More Starlinks went today.
The most interesting aspect of today's flight was that the booster was trusty old B1051 back for a record breaking
ninth flight. (Making it B1051.9 in SpaceX's numbering scheme.) This is the booster whose first flight was Demo-1, which delivered a Dragon carrying Ripley and Little Earth to the Space Station so long ago.
https://nextspaceflight.com/launches/reuse/42
Here it is launching
https://twitter.com/NASASpaceflight/stat...1466579968
It didn't only get off the pad successfully, it delivered all of its Starlinks to the desired orbit.
Then it blithely returned to Earth and nailed its ninth landing precisely in the center of the landing circle on OCISLY! It wasn't a big deal as far as B1051.9 is concerned. It's been there, done that. Many times.
https://twitter.com/NASASpaceflight/stat...4212631552
When Elon said that he wanted to refly rockets over and over like airlines refly airliners, everyone said he was crazy. Can't be done!
When SpaceX said that they designed the Block 5 Falcons to be capable of ten flights without major maintainence, the response was a sarcastic 'Yeah, right!' Well B1051.9 is almost there. (Michael Baylor says that they hope to fly it a 10th time in as little as a month.) Gwynne has said that with proper periodic servicing, the Falcons can probably do 100 flights. Though she doesn't anticipate any of them reaching 100, since the Starship should be ready by then and it promises to knock down the price of putting a kilogram in orbit by another order of magnitude.
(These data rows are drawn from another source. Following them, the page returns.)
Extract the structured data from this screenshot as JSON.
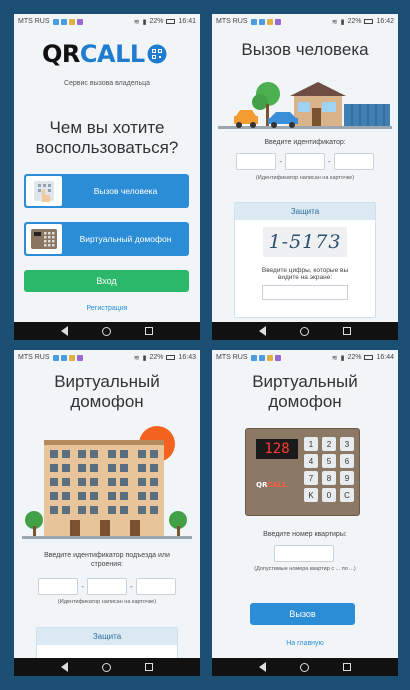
{
  "status_bars": [
    {
      "carrier": "MTS RUS",
      "battery": "22%",
      "time": "16:41"
    },
    {
      "carrier": "MTS RUS",
      "battery": "22%",
      "time": "16:42"
    },
    {
      "carrier": "MTS RUS",
      "battery": "22%",
      "time": "16:43"
    },
    {
      "carrier": "MTS RUS",
      "battery": "22%",
      "time": "16:44"
    }
  ],
  "screen1": {
    "logo_qr": "QR",
    "logo_call": "CALL",
    "subtitle": "Сервис вызова владельца",
    "question_line1": "Чем вы хотите",
    "question_line2": "воспользоваться?",
    "call_person_label": "Вызов человека",
    "virtual_intercom_label": "Виртуальный домофон",
    "login_label": "Вход",
    "register_link": "Регистрация"
  },
  "screen2": {
    "title": "Вызов человека",
    "enter_id_label": "Введите идентификатор:",
    "id_hint": "(Идентификатор написан на карточке)",
    "protection_header": "Защита",
    "captcha_text": "1-5173",
    "captcha_prompt_line1": "Введите цифры, которые вы",
    "captcha_prompt_line2": "видите на экране:"
  },
  "screen3": {
    "title_line1": "Виртуальный",
    "title_line2": "домофон",
    "enter_id_line1": "Введите идентификатор подъезда или",
    "enter_id_line2": "строения:",
    "id_hint": "(Идентификатор написан на карточке)",
    "protection_header": "Защита"
  },
  "screen4": {
    "title_line1": "Виртуальный",
    "title_line2": "домофон",
    "intercom_display": "128",
    "intercom_brand_qr": "QR",
    "intercom_brand_call": "CALL",
    "keypad": [
      "1",
      "2",
      "3",
      "4",
      "5",
      "6",
      "7",
      "8",
      "9",
      "K",
      "0",
      "C"
    ],
    "enter_apartment_label": "Введите номер квартиры:",
    "apartment_hint": "(Допустимые номера квартир с ... по ...)",
    "call_button": "Вызов",
    "home_link": "На главную"
  },
  "colors": {
    "background": "#1b4f73",
    "accent_blue": "#2a8dd6",
    "accent_green": "#2cb86a",
    "logo_blue": "#1f7ccf"
  }
}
It's completely transforming the economics of space launches. If SpaceX completes their entire launch manifest for this year, the Falcons will have launched more mass to orbit than all of the world's other rockets... combined. So far this year, SpaceX has launched a Falcon 9 on average every nine days! That's a cadence that's absolutely unheard of in aerospace where it's more common to launch one, two or three times a year. The demand is a function of price which in turn is a function of reusability.
Much of that launch manifest is their own Starlinks. This in turn promises to become the world's largest (and coolest) high-speed low-latency internet service provider, the only one available on remote islands, ships at sea, most of Africa, Siberia, the Australian outback and much of Canada. It's very possibly destined to become the worlds largest telecommunications company, period. SpaceX plans to spin off Starlink as its own publicly traded company at some point (when it has positive cash flow) but will doubtless continue to own a big controlling block of stock that will hopefully be a cash-cow to help fund Starship and its future exploits.
Right now SpaceX can launch Starlinks for next to nothing using reflown boosters that have already essentially paid for themselves by flying other customers. That's an advantage that no other would-be satellite internet provider has.